I've got all these questions basically because I'm toying with doing a microlearning that's a branching scenario. Reducing the choices and getting straight to the ideal path is gonna be the real challenge, I think.

Thanks so much, Christy!

Christy Tucker

Branching scenarios aren't exactly something where a template or checklist is going to work (other than perhaps templates within Storyline or for collecting SME information). A template wouldn't make any sense in Twine.

If you're looking for a learning strategy that can be the same every time you create it, and therefore a template would be helpful, then you're looking for something that isn't a branching scenario.

The reality is that every branching scenario project is different, and the branching structures and approaches used depend on the audience, learning goals, and other constraints. There's no "this is the magic easy button." There's a bunch of "here's some considerations and factors to weigh for different approaches." If it was easy, there wouldn't be enough content for me to teach a 2-month-long course on it. :)

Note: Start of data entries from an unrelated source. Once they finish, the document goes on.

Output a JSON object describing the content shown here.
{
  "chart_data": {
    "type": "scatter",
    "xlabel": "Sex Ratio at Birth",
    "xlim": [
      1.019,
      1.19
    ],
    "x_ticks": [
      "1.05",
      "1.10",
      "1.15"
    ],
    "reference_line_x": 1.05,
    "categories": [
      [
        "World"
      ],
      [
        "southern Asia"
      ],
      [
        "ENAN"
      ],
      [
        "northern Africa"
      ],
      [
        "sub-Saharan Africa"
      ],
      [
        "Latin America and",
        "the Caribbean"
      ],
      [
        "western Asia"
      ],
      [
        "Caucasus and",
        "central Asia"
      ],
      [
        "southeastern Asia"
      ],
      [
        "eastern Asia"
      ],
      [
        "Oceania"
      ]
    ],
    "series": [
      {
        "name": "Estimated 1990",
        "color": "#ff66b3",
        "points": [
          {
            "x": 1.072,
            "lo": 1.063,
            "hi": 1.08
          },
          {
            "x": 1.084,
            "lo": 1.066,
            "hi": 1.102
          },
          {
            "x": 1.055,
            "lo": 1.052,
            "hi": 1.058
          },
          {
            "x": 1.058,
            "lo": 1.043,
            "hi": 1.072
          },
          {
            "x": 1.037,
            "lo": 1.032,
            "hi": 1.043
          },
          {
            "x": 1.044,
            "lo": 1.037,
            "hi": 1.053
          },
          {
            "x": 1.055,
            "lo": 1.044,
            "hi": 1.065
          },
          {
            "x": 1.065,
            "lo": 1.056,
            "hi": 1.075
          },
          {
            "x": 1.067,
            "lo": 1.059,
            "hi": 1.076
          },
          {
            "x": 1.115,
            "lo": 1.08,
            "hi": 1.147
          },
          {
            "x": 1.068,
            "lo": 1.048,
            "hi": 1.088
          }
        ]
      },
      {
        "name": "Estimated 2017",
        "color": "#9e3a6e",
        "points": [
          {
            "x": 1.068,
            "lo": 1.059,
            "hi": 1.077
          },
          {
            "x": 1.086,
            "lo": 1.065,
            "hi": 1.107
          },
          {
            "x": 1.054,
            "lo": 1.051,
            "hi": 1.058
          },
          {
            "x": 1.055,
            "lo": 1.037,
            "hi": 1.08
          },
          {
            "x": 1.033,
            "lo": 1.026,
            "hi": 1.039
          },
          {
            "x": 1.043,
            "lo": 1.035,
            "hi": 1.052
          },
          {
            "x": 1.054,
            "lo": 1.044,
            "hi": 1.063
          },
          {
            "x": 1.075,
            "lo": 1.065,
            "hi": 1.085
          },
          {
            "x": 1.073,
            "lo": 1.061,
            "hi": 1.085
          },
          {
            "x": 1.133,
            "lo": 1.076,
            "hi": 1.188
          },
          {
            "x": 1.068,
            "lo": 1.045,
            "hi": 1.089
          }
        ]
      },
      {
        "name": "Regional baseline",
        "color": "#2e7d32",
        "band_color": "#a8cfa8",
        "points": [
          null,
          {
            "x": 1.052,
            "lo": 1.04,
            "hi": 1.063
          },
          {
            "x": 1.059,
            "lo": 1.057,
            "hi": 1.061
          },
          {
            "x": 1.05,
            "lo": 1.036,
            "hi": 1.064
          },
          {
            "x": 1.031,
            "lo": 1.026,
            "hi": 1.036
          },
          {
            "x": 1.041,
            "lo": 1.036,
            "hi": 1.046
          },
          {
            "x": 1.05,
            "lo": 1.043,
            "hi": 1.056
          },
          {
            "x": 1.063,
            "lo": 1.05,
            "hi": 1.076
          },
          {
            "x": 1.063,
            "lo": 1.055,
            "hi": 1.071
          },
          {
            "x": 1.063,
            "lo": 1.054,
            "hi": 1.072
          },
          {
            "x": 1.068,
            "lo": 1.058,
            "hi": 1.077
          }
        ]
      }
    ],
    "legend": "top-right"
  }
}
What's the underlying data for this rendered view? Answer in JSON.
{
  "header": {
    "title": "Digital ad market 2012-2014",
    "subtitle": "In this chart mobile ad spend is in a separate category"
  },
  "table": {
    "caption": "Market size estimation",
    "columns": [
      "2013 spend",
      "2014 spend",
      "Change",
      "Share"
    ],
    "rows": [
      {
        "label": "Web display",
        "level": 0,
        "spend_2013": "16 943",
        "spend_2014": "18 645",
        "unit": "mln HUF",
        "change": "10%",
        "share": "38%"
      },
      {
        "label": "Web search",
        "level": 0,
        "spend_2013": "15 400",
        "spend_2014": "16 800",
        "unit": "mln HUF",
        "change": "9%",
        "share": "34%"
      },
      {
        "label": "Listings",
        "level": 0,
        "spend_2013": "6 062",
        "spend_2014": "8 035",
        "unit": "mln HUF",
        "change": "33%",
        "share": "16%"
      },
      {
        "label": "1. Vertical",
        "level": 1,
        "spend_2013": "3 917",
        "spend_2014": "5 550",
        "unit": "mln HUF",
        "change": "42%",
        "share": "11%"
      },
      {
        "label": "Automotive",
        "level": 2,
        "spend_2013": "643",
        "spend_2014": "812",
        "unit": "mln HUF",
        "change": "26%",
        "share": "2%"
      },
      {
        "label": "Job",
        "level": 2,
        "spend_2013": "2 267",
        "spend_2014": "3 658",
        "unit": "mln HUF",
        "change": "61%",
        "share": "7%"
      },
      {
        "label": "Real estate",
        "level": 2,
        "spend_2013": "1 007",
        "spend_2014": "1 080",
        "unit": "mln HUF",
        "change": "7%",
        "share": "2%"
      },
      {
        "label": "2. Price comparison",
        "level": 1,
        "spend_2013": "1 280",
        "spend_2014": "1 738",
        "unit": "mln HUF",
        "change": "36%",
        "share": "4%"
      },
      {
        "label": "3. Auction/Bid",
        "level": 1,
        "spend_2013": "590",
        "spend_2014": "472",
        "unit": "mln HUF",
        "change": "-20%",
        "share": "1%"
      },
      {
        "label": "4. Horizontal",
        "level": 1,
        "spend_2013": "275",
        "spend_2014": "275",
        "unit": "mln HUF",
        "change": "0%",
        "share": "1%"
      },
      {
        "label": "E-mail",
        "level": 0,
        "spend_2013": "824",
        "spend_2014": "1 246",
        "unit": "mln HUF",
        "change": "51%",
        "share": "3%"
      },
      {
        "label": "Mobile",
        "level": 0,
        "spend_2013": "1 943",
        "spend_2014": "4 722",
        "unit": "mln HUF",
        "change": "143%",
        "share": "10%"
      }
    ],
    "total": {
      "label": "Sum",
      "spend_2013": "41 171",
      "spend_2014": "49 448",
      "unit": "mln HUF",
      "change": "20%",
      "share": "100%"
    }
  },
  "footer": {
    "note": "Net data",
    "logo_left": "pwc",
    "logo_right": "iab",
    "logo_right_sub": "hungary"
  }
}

I have a series of 9 blog posts that explains my process of creating a branching scenario from start to finish. What's on my blog actually is my process; I really don't use templates.

You might also find Patti Bryant's presentation on scenario mapping documents helpful. This is a way of collecting and organizing the information from the SME. My own interview process tends to be more fluid than this, but you might find this kind of structure easier.

You might also look at Kimberly Goh's approach. Her examples are more "interactive stories" than true branching scenarios, with a very limited branching structure. She advocates for more of a linear/fake branching/gauntlet structure (she calls it "optimized"). While I disagree with her conclusion that the limited structure is right for most situations, I 100% agree that it's easier to manage. If you're looking for plug-and-play (kind of) branching structure, then this is a better way to go. This might also be a better starting point for you than to do a true branching scenario. https://www.youtube.com/watch?v=e44I1CLlxPk

ANNE Learning

I'd actually look into Clark Aldrichs shortsim approach. Agin - "it depends" - but the shortsim methodology he's using is super-fast and makes a real difference. Mind you - storyline is extremely ill-suited for quick scenario branching compared to other tools like iSpring talkmaster og branchtrack. It's good for complex stuff involving variables, employing videos etc. 

The "it depends" part of my answer relates to how complex you want your scenario to be. Not as in number of decisions made - that's easily tracked and colorcoded in branchtrack (which is easily embedded in Storyline by the way), but as in the complexity of the visual and the role they play on each slide. Branchtrack only supports images, so you'd have to create your visuals to match.